The next step would be to drill down within each category (e.g. initially at the domain level, then at the object level, if needed) to get a better sense of the actual root cause. All this can be done manually via Pivot Tables in Excel, but automation is highly recommended.
While this provides the basic mechanics of the technique, there are some more details that require consideration. Note that the Domain Category chart above is labeled “Average Performance by Category”. The method of aggregating the performance results for all the objects in a category was simply arithmetic mean.
While it’s a simple approach, the mean can also hide important information. Another simple approach would be arithmetic sum. Again – simple but lacking.
Ideally, we’d like an aggregation method that computes the contribution each Category (or domain, or object) makes to the overall page load time. In other words, for a Domain Category graph like that above, the three lines could be summed to obtain the page-level load time (top graph).

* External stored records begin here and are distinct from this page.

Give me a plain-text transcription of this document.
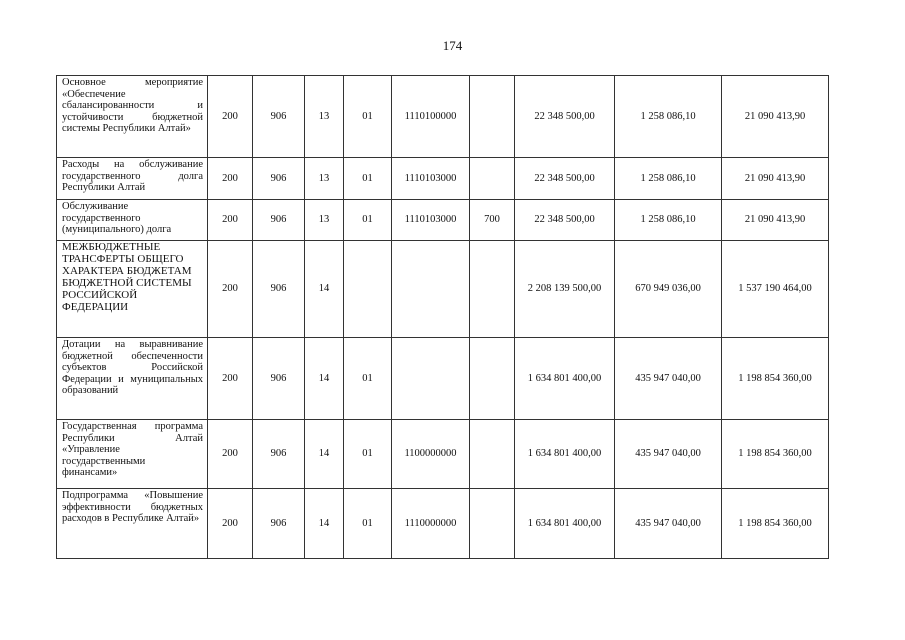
174
Основное мероприятие «Обеспечение сбалансированности и устойчивости бюджетной системы Республики Алтай»	200	906	13	01	1110100000		22 348 500,00	1 258 086,10	21 090 413,90
Расходы на обслуживание государственного долга Республики Алтай	200	906	13	01	1110103000		22 348 500,00	1 258 086,10	21 090 413,90
Обслуживание государственного (муниципального) долга	200	906	13	01	1110103000	700	22 348 500,00	1 258 086,10	21 090 413,90
МЕЖБЮДЖЕТНЫЕ ТРАНСФЕРТЫ ОБЩЕГО ХАРАКТЕРА БЮДЖЕТАМ БЮДЖЕТНОЙ СИСТЕМЫ РОССИЙСКОЙ ФЕДЕРАЦИИ	200	906	14				2 208 139 500,00	670 949 036,00	1 537 190 464,00
Дотации на выравнивание бюджетной обеспеченности субъектов Российской Федерации и муниципальных образований	200	906	14	01			1 634 801 400,00	435 947 040,00	1 198 854 360,00
Государственная программа Республики Алтай «Управление государственными финансами»	200	906	14	01	1100000000		1 634 801 400,00	435 947 040,00	1 198 854 360,00
Подпрограмма «Повышение эффективности бюджетных расходов в Республике Алтай»	200	906	14	01	1110000000		1 634 801 400,00	435 947 040,00	1 198 854 360,00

Visually, using a stacked area graph, it might look like:
Note that this example adds another category to break out advertising domains, and is for a different time period than previous example graphs.
One way to accomplish this, and what we’ve done at AOL, is develop an algorithm for computing the load time contribution for objects in each category. This can be applied via post-processing of performance data, so is independent of the tool used to collect the data.
Whichever approach you choose, the additional information provided by performance visualization using domain categories can be a valuable troubleshooting tool.